Die Versammlungsbehörde hatte daher für die Demonstration u.a. folgende Auflagen erteilt:

  • Transparente und Plakate, die seitlich zur Marschrichtung getragen werden, dürfen nicht länger sein als 150 Zentimeter und dürfen nicht miteinander verknüpft werden.
  • Das Tragen von Stahlkappenschuhen ist untersagt.
  • Für jedes mitfahrende Fahrzeug muss einE WagenverantwortlicheR benannt werden, der/die für die Einhaltung der Sicherheit sämtlicher, sich aus der Nutzung des Fahrzeugs ergebender Verpflichtungen (neuerdings einschließlich aus dem Wagen gehaltenen Redebeiträge) verantwortlich gemacht werden kann.

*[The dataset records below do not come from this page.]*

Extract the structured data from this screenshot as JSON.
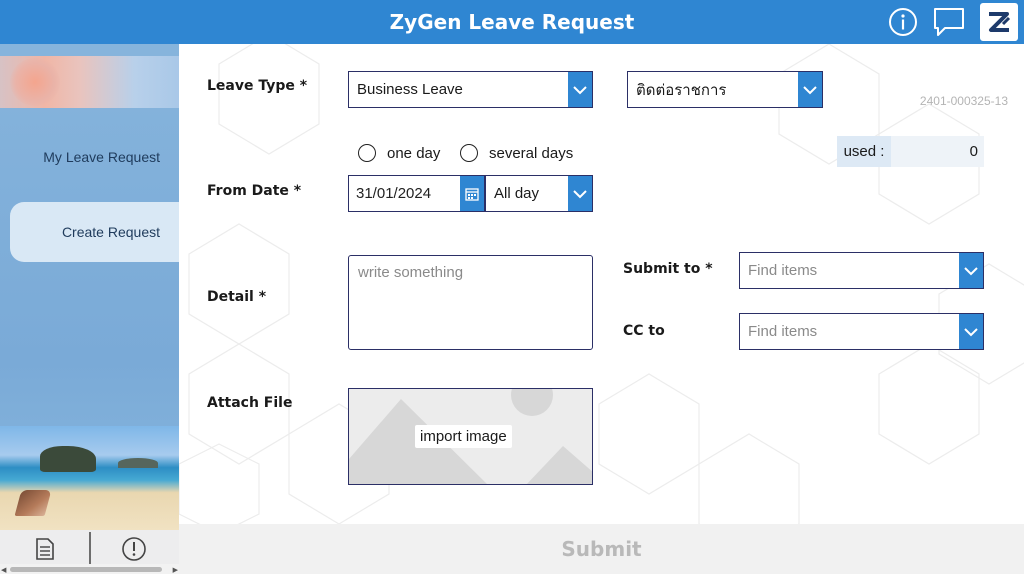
{
  "header": {
    "title": "ZyGen Leave Request",
    "info_icon": "info-icon",
    "chat_icon": "chat-icon",
    "logo_icon": "zygen-logo-icon"
  },
  "sidebar": {
    "items": [
      {
        "label": "My Leave Request"
      },
      {
        "label": "Create Request",
        "selected": true
      }
    ],
    "bottom_icons": [
      "document-icon",
      "alert-icon"
    ]
  },
  "form": {
    "reference": "2401-000325-13",
    "leave_type": {
      "label": "Leave Type *",
      "value": "Business Leave",
      "sub_value": "ติดต่อราชการ"
    },
    "duration": {
      "options": [
        "one day",
        "several days"
      ],
      "selected": null
    },
    "used": {
      "label": "used :",
      "value": "0"
    },
    "from_date": {
      "label": "From Date *",
      "value": "31/01/2024",
      "period": "All day"
    },
    "detail": {
      "label": "Detail *",
      "placeholder": "write something",
      "value": ""
    },
    "submit_to": {
      "label": "Submit to *",
      "placeholder": "Find items"
    },
    "cc_to": {
      "label": "CC to",
      "placeholder": "Find items"
    },
    "attach": {
      "label": "Attach File",
      "button_label": "import image"
    },
    "submit_label": "Submit"
  },
  "colors": {
    "header_bg": "#2f86d2",
    "accent": "#2f86d2",
    "border": "#2b2f66",
    "sidebar_bg": "#7aaad7",
    "selected_item_bg": "#d9e8f5",
    "submit_disabled_text": "#b9b9b9"
  }
}
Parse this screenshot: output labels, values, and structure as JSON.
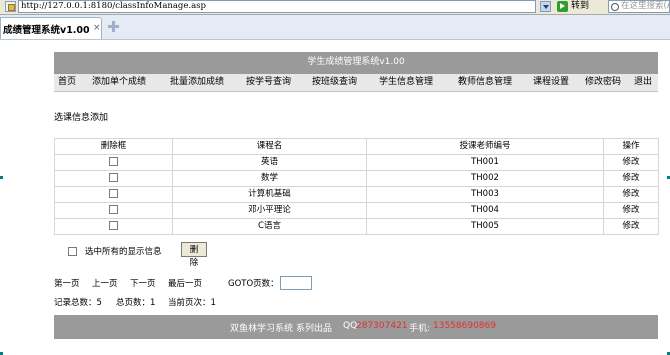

Gegen die Auflagen hatte der ReferentInnenrat als Anmelder Klage erhoben. Bereits im einstweiligen Rechtsschutzverfahren hatte die 1. Kammer des VG Berlin Bedenken gegen die Begrenzung der Länge von Seitentransparenten deutlich gemacht und die Auflage abgemildert. Die in den nächsten Tagen zu erwartende Entscheidung wird nach der Mitteilung des Gerichts die Beschränkungen für Seitentransparente gänzlich kippen. Zukünftig können Seitentransparente danach nicht nur länger als 150 cm sein, sondern auch direkt miteinander verknotet werden. Lediglich das "Verseilen" von Transparenten kann weiterhin verboten werden, wenn dadurch eine Gefährdung für die Öffentlichkeit entsteht.

Auch ein generelles Verbot von Stahlkappenschuhen auf Demonstrationen wird es nicht mehr geben. Derartige Schuhe seien inzwischen ein vielgetragenes Modeaccessoir, die nicht pauschal für alle DemonstrationsteilnehmerInnen verboten werden dürfen, weil dies zur Ausgrenzung ganzer Bevölkerungsteile führen würde. Die Polizei kann daher nur Einzelpersonen eine Teilnahme versagen, wenn zu erwarten ist, dass diese ihre Stahlkappenschuhe als Waffe einsetzen wollen.

Rechtsanwalt Sönke Hilbrans erklärt dazu als Prozessvertreter:

"Es ist erfreulich, dass das VG einige alte Zöpfe bei der Versammlungsbehörde abschneidet. Das wird auch Konsequenzen für die Anwendung des Strafrechts auf Versammlungen haben."
Lediglich die Benennungspflicht von Wagenverantwortlichen sieht das Gericht als zulässige Beschränkung der Versammlungsfreiheit an.

Marie Melior, Referentin für das Politische Mandat und Datenschutz im ReferentInnenrat der HU:
"Wir sind über die Rechtsauffassung der 1. Kammer sehr erfreut, die damit auch ihre bisherige Rechtssprechung an die Versammlungspraxis anpasst. Bedauerlicherweise wird aber mit den Wagenverantwortlichen eine Zusatzverpflichtung begründet, die im Versammlungsgesetz keine Grundlage findet. Solche Verpflichtungen können nämlich von der Ausübung des Demonstrationsrechts abschrecken, weil die Verletzung der Auflagen persönlich sanktioniert wird. Hierzu wird jedoch die Urteilsbegründung des Verwaltungsgerichts abzuwarten sein."
Stefanie Richter vom arbeitskreis kritischer juristinnen und juristen an der HU (akj-berlin), zeigt sich dennoch optimistisch:
"Angesichts der bundesweiten Tendenz, die grundrechtlich geschützte Versammlungsfreiheit durch Aufstellung unverhältnismäßiger Auflagen auszuhöhlen, ist eine Entscheidung, welche die polizeilichen Maßnahmen im Bereich des Demonstrationsrechts wieder am Maßstab der Verfassung und nicht ausschließlich an Sicherheitsinteressen misst, längst überfällig. Das gilt um so mehr, wenn wie derzeit über den Erlass eines Berliner Versammlungsgesetzes diskutiert wird."